The picture she’s holding in the photo is from the first day of school, during her yearlong journey battling neuroblastoma.
There were six rounds of chemotherapy, 14 rounds of radiation, a nine-hour surgery and then immunotherapy.
“Every one of those five treatments was 30 minutes of excruciating pain," her mother Bethany said.
Even then, with a tube in her nose, she was still smiling in the photo.
“Her fighting spirit, the way she’s handled it the entire time is remarkable; it’s truly an inspiration," her father, Zachary, said.
“She would understand why she had to do it and then she would just meet it head on.
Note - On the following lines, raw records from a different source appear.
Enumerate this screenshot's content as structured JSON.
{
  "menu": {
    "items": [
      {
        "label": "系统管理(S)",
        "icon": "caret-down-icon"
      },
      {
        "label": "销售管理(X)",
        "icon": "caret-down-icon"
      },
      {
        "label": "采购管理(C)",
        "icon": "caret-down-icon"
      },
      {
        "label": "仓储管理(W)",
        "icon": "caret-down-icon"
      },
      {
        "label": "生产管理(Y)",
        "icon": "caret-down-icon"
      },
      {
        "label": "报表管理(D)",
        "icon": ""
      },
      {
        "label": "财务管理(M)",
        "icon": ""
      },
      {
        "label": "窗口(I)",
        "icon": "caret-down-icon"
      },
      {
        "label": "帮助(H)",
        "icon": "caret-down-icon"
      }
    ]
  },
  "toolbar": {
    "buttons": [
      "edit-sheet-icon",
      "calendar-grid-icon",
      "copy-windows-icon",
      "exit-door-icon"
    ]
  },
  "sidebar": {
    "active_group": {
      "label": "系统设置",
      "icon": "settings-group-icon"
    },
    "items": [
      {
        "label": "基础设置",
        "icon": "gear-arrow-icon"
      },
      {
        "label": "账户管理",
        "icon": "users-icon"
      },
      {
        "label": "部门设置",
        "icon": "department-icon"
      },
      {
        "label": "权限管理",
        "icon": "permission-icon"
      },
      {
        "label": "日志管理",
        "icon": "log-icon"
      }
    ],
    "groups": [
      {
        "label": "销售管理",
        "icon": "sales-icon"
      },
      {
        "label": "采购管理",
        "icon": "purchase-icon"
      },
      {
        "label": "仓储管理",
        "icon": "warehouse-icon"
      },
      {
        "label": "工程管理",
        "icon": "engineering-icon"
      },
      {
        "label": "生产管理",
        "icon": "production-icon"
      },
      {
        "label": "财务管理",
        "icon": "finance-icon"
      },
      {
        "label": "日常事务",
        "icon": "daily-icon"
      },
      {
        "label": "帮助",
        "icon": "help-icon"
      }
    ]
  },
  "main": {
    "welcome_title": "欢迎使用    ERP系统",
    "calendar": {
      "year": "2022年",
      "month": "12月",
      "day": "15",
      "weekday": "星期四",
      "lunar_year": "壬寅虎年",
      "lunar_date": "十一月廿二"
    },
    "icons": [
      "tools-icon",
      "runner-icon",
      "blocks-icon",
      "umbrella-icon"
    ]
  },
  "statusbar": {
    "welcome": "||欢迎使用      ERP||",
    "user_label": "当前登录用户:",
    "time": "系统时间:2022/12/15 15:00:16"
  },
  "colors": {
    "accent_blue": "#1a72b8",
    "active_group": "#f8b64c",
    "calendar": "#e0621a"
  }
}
There’s just so much pride in watching that process and those coping mechanisms in a 7-year-old," her mother said.
A year later, Eber, now with a full head of hair, is cancer-free.
She’s spending her summer doing all the things she loves, like painting, riding her bike and playing with her new baby brother, who was born during her treatment.
Her parents shared the now famous photo on Reddit because they wanted to give others hope.
“Don’t give up; keep fighting it as best you can," her father advised other parents who commented on the photo.
“With what she’s gone through, her brain and her heart and all of the things put together, she can change the world and I fully expect her to," her mother said.
Eber is still fighting, but now she does karate and says she'd like to one day be a doctor to help children like herself. For now, she calls herself a “Friendship Princess," ready to give a smile or a hug no matter what someone looks like.
“I want them to know that they are special and even though they might not have things other people do they have an important part of them; they can let it shine through and be their own person," she said.